I bought Gretchen Rubin's The Four Tendencies as soon as it came out and I'm about three-quarters of the way through it. I am finding it more insightful than I expected, with things I want to remember in each chapter.
We had a chat about the Four Tendencies in the not-very-distant past, remember? Rubin's quiz told me that I was an Upholder, but I'm definitely an Upholder with some Obliger inclinations. I could take on a ten-year Dickens project happily, but I am more consistent about reading x amount of Dickens every single day if I am hosting a Dickens read-along than if I am just doing it on my own. Rubin writes about the Upholder tendency to be rigid and I was like, "Oh, hi, have you been spying on me?" I remember once when I was following FlyLady pretty closely and Christmas fell on a Monday, I felt genuinely flummoxed. I was supposed to clean my house on Monday, because Weekly Home Blessing Hour is always on Monday, and yet I was supposed to avoid unnecessary work because it was a holy day of obligation. There are many solutions to this difficulty, I can see in hindsight, but at the time I thought I might short-circuit something inside my brain deciding what to do.

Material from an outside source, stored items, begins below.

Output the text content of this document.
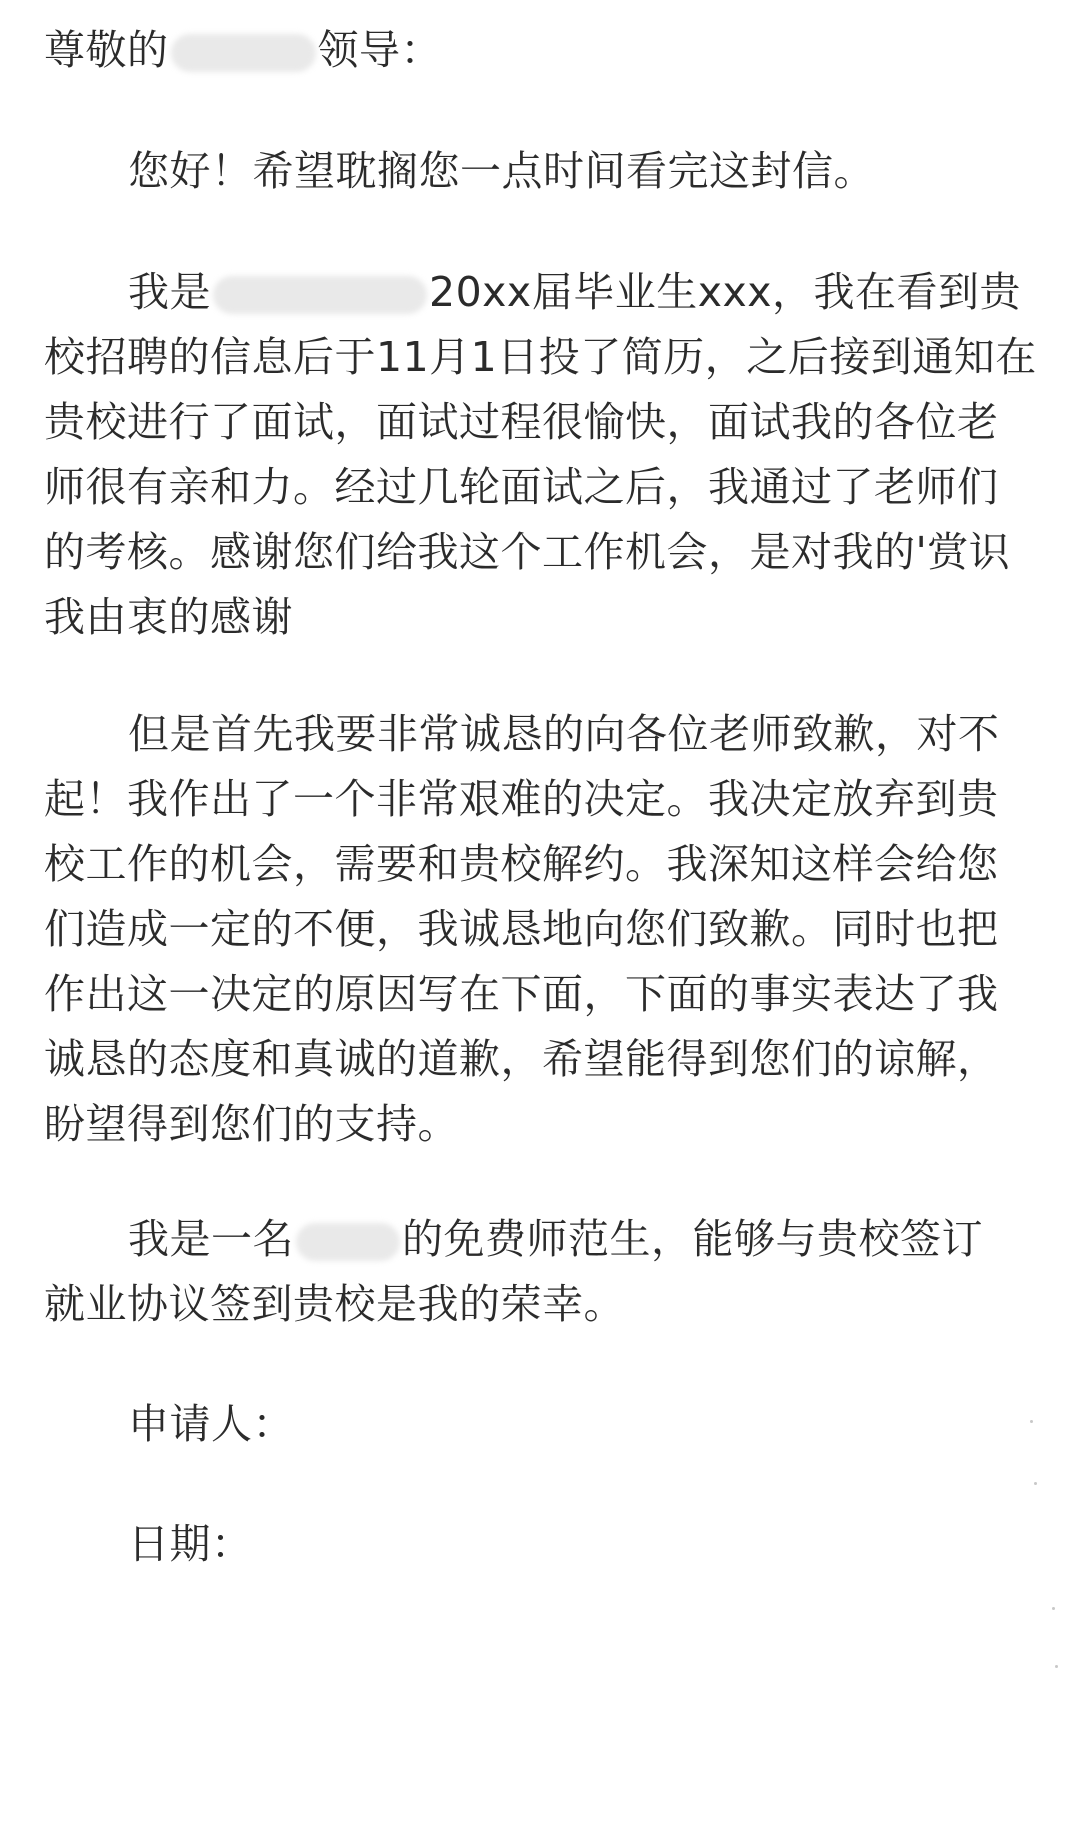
尊敬的	领导：
您好！希望耽搁您一点时间看完这封信。
我是	20xx届毕业生xxx，我在看到贵
校招聘的信息后于11月1日投了简历，之后接到通知在
贵校进行了面试，面试过程很愉快，面试我的各位老
师很有亲和力。经过几轮面试之后，我通过了老师们
的考核。感谢您们给我这个工作机会，是对我的'赏识
我由衷的感谢
但是首先我要非常诚恳的向各位老师致歉，对不
起！我作出了一个非常艰难的决定。我决定放弃到贵
校工作的机会，需要和贵校解约。我深知这样会给您
们造成一定的不便，我诚恳地向您们致歉。同时也把
作出这一决定的原因写在下面，下面的事实表达了我
诚恳的态度和真诚的道歉，希望能得到您们的谅解，
盼望得到您们的支持。
我是一名	的免费师范生，能够与贵校签订
就业协议签到贵校是我的荣幸。
申请人：
日期：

I wish I had known about this framework earlier. My oldest son is a Questioner, probably with Rebel leanings, and it took me far too long to figure out that talking to him about the importance of rules was not an effective strategy. My second son is an Upholder with Questioner leanings, and I remember how distressed he would get when he was small about learning that he had violated some unfamiliar expectation -- weeping by the side of the pool, resolving never to return, when the lifeguard said he wasn't allowed to wear his floaty vest in the water.
My husband is also a Questioner with Rebel leanings, and he is completely unconvinced about Rubin's divisions. This is a response she expects from Questioners, but my husband finds her assertion that Questioners gonna question to be utterly unpersuasive. Somehow our conversation took a turn in which we were speculating about the roads we might have traveled if we hadn't married each other. "You'd probably be living in a big city and have a tattooed hipster girlfriend," I said. You would have thought I'd been speaking Urdu. "Tattooed? hipster? girlfriend?" he queried. "Um, what are you talking about?" I tried to imagine my alternate Elwood-less life and came up empty. Would I even be Catholic? What if I'd settled down with another rule-follower and never learned to push back against my own worst tendencies? I'm glad he loosens me up; he's glad I make the trains run on time around here (though I like to think I am more pleasant than Mussolini). I had my planner open and he was teasing me gently as he read over my shoulder. "EARLY BEDTIME in all caps, I see," he commented. "That's because it's like today's MASS and RUN entries," I told him. "It's something that will make me feel better if I do it for myself but that's easy to push aside."
Obliger tendencies in action, you see. Can I get myself to bed in five minutes? Probably not, but off I go to see how close I can come.